Analysis: Since they're taught in classrooms, you can find hundreds of critical analysis essays. Oh, and the teaching guides. No need to look for themes or symbolism. It's already been found. Analysis mostly consists of theme and rhetorical strategies.
2. "Normal" books
Examples: Well, anything
Bought by: A decent number of people
Authors: Still alive. They promote their books through social media. They'll personally reply to email, tweets, and blog comments. When they release a new book you can probably win one in a giveaway. Only 23 other people entered, so you've got a good chance.
Analysis: You can find reviews in newspapers. Amateur critics, like book bloggers, post their rants online. Analysis mostly consists "Is this a good book or a bad book?" debates.
These are the hugely popular books. The ones that stay on the New York Times Bestseller list for 62 weeks. The ones that turn into movies.
Examples: Harry Potter, Hunger Games, Lord of the Rings
Bought by: Everyone. You can have a conversation about the characters and assume everyone in the room knows who you're talking about.
Authors: Usually still alive but too busy to talk to you. If you're lucky, you can meet them at a convention and get a quick autograph.
Analysis: More thorough than either of the other book types. Millions of people go online to argue about their interpretation of the books. Answer a simple question like "Who's the best character?" and you could get hate mail. Most of the analysis concerns plot, characters, foreshadowing, and world building (setting).

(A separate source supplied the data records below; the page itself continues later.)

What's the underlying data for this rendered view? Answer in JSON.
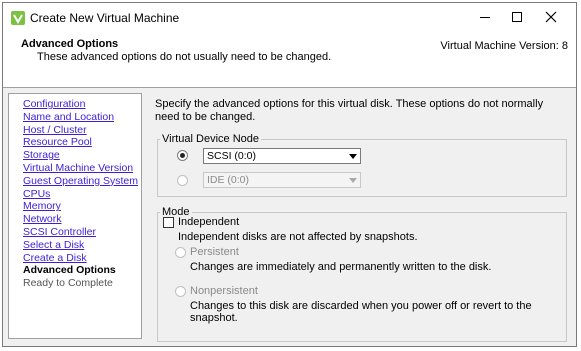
{
  "window": {
    "title": "Create New Virtual Machine",
    "controls": {
      "minimize": "—",
      "maximize": "☐",
      "close": "✕"
    }
  },
  "header": {
    "title": "Advanced Options",
    "subtitle": "These advanced options do not usually need to be changed.",
    "version": "Virtual Machine Version: 8"
  },
  "nav": {
    "items": [
      {
        "label": "Configuration",
        "state": "link"
      },
      {
        "label": "Name and Location",
        "state": "link"
      },
      {
        "label": "Host / Cluster",
        "state": "link"
      },
      {
        "label": "Resource Pool",
        "state": "link"
      },
      {
        "label": "Storage",
        "state": "link"
      },
      {
        "label": "Virtual Machine Version",
        "state": "link"
      },
      {
        "label": "Guest Operating System",
        "state": "link"
      },
      {
        "label": "CPUs",
        "state": "link"
      },
      {
        "label": "Memory",
        "state": "link"
      },
      {
        "label": "Network",
        "state": "link"
      },
      {
        "label": "SCSI Controller",
        "state": "link"
      },
      {
        "label": "Select a Disk",
        "state": "link"
      },
      {
        "label": "Create a Disk",
        "state": "link"
      },
      {
        "label": "Advanced Options",
        "state": "current"
      },
      {
        "label": "Ready to Complete",
        "state": "future"
      }
    ]
  },
  "content": {
    "intro": "Specify the advanced options for this virtual disk. These options do not normally need to be changed.",
    "virtual_device_node": {
      "legend": "Virtual Device Node",
      "scsi_value": "SCSI (0:0)",
      "ide_value": "IDE (0:0)"
    },
    "mode": {
      "legend": "Mode",
      "independent_label": "Independent",
      "independent_desc": "Independent disks are not affected by snapshots.",
      "persistent_label": "Persistent",
      "persistent_desc": "Changes are immediately and permanently written to the disk.",
      "nonpersistent_label": "Nonpersistent",
      "nonpersistent_desc_line1": "Changes to this disk are discarded when you power off or revert to the",
      "nonpersistent_desc_line2": "snapshot."
    }
  },
  "colors": {
    "link": "#3b1fd6",
    "window_bg": "#f0f0f0",
    "icon_green": "#7cc242"
  }
}
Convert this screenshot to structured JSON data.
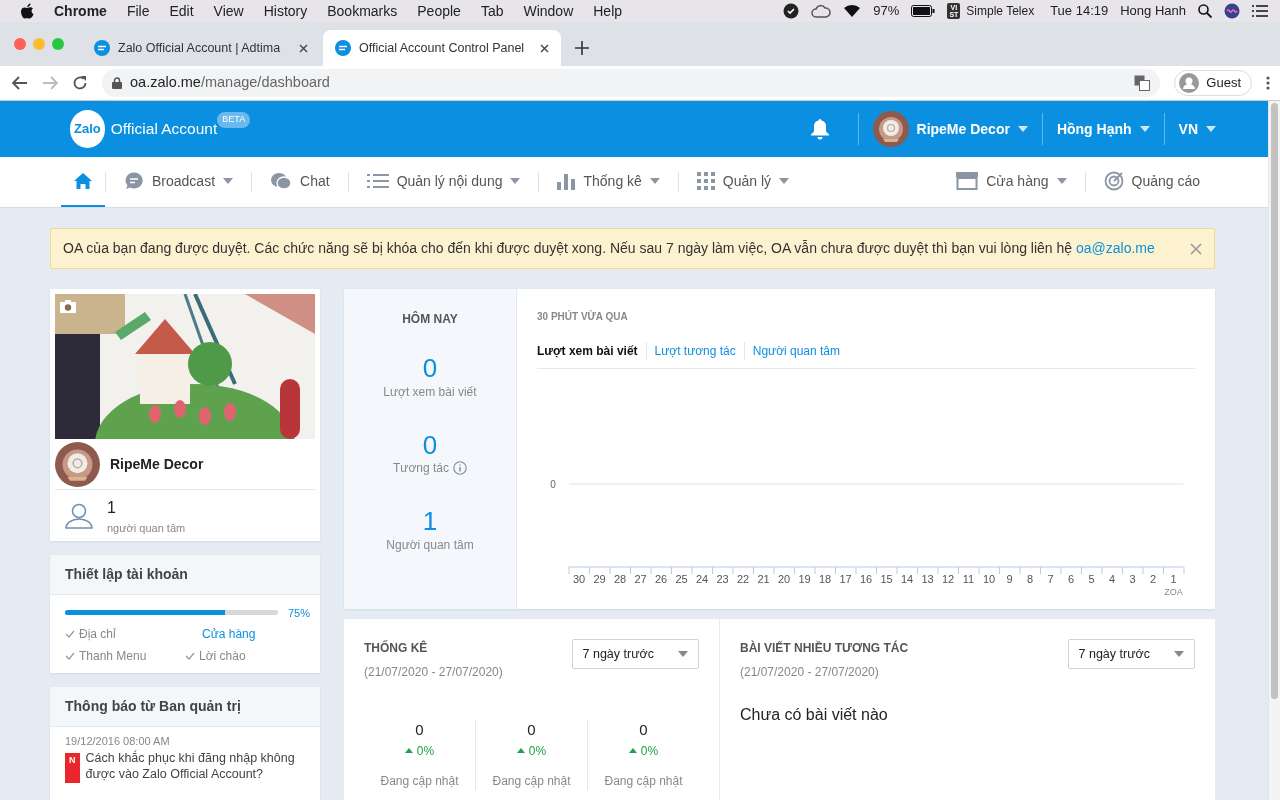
{
  "menubar": {
    "app": "Chrome",
    "menus": [
      "File",
      "Edit",
      "View",
      "History",
      "Bookmarks",
      "People",
      "Tab",
      "Window",
      "Help"
    ],
    "battery": "97%",
    "input_badge": [
      "VI",
      "ST"
    ],
    "input_source": "Simple Telex",
    "clock": "Tue 14:19",
    "user": "Hong Hanh"
  },
  "browser": {
    "tabs": [
      {
        "title": "Zalo Official Account | Adtima",
        "selected": false
      },
      {
        "title": "Official Account Control Panel",
        "selected": true
      }
    ],
    "url_host": "oa.zalo.me",
    "url_path": "/manage/dashboard",
    "profile": "Guest"
  },
  "header": {
    "logo": "Zalo",
    "product": "Official Account",
    "badge": "BETA",
    "page_name": "RipeMe Decor",
    "user": "Hồng Hạnh",
    "language": "VN"
  },
  "nav": {
    "items": [
      {
        "kind": "home",
        "selected": true
      },
      {
        "kind": "broadcast",
        "label": "Broadcast",
        "dropdown": true,
        "selected": false
      },
      {
        "kind": "chat",
        "label": "Chat",
        "dropdown": false,
        "selected": false
      },
      {
        "kind": "list",
        "label": "Quản lý nội dung",
        "dropdown": true,
        "selected": false
      },
      {
        "kind": "chart",
        "label": "Thống kê",
        "dropdown": true,
        "selected": false
      },
      {
        "kind": "grid",
        "label": "Quản lý",
        "dropdown": true,
        "selected": false
      }
    ],
    "right_items": [
      {
        "kind": "store",
        "label": "Cửa hàng",
        "dropdown": true,
        "selected": false
      },
      {
        "kind": "target",
        "label": "Quảng cáo",
        "dropdown": false,
        "selected": false
      }
    ]
  },
  "alert": {
    "text": "OA của bạn đang được duyệt. Các chức năng sẽ bị khóa cho đến khi được duyệt xong. Nếu sau 7 ngày làm việc, OA vẫn chưa được duyệt thì bạn vui lòng liên hệ",
    "link": "oa@zalo.me"
  },
  "profile": {
    "name": "RipeMe Decor",
    "followers": "1",
    "followers_label": "người quan tâm"
  },
  "setup": {
    "title": "Thiết lập tài khoản",
    "level": 0.75,
    "percent": "75%",
    "steps": [
      {
        "label": "Địa chỉ",
        "done": true
      },
      {
        "label": "Cửa hàng",
        "done": false
      },
      {
        "label": "Thanh Menu",
        "done": true
      },
      {
        "label": "Lời chào",
        "done": true
      }
    ]
  },
  "notices": {
    "title": "Thông báo từ Ban quản trị",
    "items": [
      {
        "date": "19/12/2016 08:00 AM",
        "badge": "N",
        "text": "Cách khắc phục khi đăng nhập không được vào Zalo Official Account?"
      }
    ]
  },
  "today": {
    "title": "HÔM NAY",
    "stats": [
      {
        "value": "0",
        "label": "Lượt xem bài viết",
        "info": false
      },
      {
        "value": "0",
        "label": "Tương tác",
        "info": true
      },
      {
        "value": "1",
        "label": "Người quan tâm",
        "info": false
      }
    ]
  },
  "recent": {
    "title": "30 PHÚT VỪA QUA",
    "zero_label": "0",
    "tabs": [
      {
        "label": "Lượt xem bài viết",
        "selected": true
      },
      {
        "label": "Lượt tương tác",
        "selected": false
      },
      {
        "label": "Người quan tâm",
        "selected": false
      }
    ],
    "axis_labels": [
      "30",
      "29",
      "28",
      "27",
      "26",
      "25",
      "24",
      "23",
      "22",
      "21",
      "20",
      "19",
      "18",
      "17",
      "16",
      "15",
      "14",
      "13",
      "12",
      "11",
      "10",
      "9",
      "8",
      "7",
      "6",
      "5",
      "4",
      "3",
      "2",
      "1"
    ],
    "axis_title": "ZOA"
  },
  "stats": {
    "title": "THỐNG KÊ",
    "range": "(21/07/2020 - 27/07/2020)",
    "select": "7 ngày trước",
    "metrics": [
      {
        "value": "0",
        "change": "0%",
        "label": "Đang cập nhật"
      },
      {
        "value": "0",
        "change": "0%",
        "label": "Đang cập nhật"
      },
      {
        "value": "0",
        "change": "0%",
        "label": "Đang cập nhật"
      }
    ]
  },
  "top_posts": {
    "title": "BÀI VIẾT NHIỀU TƯƠNG TÁC",
    "range": "(21/07/2020 - 27/07/2020)",
    "select": "7 ngày trước",
    "empty": "Chưa có bài viết nào"
  }
}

Normal books are supposed to be inferior to fandom builders because they don't have as many readers. Fandom books are supposed to be inferior to classics because they haven't survived the tests of time yet. And classics are supposed to be inferior to normal books because they're not "accessible" enough for the casual reader.
Can't we all just get along?
My personal favorite are the normal books, though I dabble in the others as well. I can't reference them in an essay or in casual conversation.

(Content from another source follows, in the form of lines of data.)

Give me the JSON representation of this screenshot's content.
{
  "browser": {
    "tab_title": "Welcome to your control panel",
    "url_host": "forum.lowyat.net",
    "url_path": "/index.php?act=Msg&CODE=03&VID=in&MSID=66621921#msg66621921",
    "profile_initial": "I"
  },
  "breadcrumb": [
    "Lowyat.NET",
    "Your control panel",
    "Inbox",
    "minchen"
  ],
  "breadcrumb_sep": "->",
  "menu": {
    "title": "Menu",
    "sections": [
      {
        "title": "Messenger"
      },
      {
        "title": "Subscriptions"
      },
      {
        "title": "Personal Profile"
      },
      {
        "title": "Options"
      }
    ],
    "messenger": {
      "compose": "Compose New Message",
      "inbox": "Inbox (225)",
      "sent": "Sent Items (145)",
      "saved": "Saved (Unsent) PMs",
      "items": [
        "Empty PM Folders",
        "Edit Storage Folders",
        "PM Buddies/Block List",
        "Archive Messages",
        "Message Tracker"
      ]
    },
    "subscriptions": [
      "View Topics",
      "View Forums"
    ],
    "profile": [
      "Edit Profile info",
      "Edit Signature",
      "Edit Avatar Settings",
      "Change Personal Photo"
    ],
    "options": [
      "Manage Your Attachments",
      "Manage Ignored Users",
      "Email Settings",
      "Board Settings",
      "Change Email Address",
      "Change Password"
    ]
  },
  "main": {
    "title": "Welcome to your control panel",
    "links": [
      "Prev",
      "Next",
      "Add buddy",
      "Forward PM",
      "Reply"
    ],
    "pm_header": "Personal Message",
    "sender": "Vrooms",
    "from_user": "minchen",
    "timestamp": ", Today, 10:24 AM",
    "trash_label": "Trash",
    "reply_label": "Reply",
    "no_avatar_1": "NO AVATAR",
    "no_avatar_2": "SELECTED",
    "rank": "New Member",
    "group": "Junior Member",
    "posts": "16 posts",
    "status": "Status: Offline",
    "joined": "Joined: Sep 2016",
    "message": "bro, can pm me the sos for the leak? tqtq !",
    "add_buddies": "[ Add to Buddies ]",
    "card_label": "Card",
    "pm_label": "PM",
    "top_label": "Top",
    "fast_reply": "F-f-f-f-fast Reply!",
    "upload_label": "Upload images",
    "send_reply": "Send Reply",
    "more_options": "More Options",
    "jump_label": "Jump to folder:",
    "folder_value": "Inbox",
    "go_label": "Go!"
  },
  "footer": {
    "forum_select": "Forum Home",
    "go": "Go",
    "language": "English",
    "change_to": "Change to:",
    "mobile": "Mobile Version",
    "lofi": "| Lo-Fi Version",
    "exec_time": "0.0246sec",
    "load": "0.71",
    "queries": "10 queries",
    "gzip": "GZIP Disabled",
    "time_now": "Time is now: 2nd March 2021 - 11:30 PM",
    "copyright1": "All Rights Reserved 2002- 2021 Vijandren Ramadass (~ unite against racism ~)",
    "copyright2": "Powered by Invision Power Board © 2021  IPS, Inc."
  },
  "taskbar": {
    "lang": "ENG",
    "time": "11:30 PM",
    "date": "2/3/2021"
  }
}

Each has their merit. Normal books make up most of the literature world. Fandoms rule the internet. As a result, people learn about them secondhand. I've only read 15 of the 28 books shown in that picture but I can give you a basic description of all of them. And classics? These all started out as normal, grew to fandom proportions, and then lived on through time.
There's room in the world for all types of book. Why argue about which one is the best?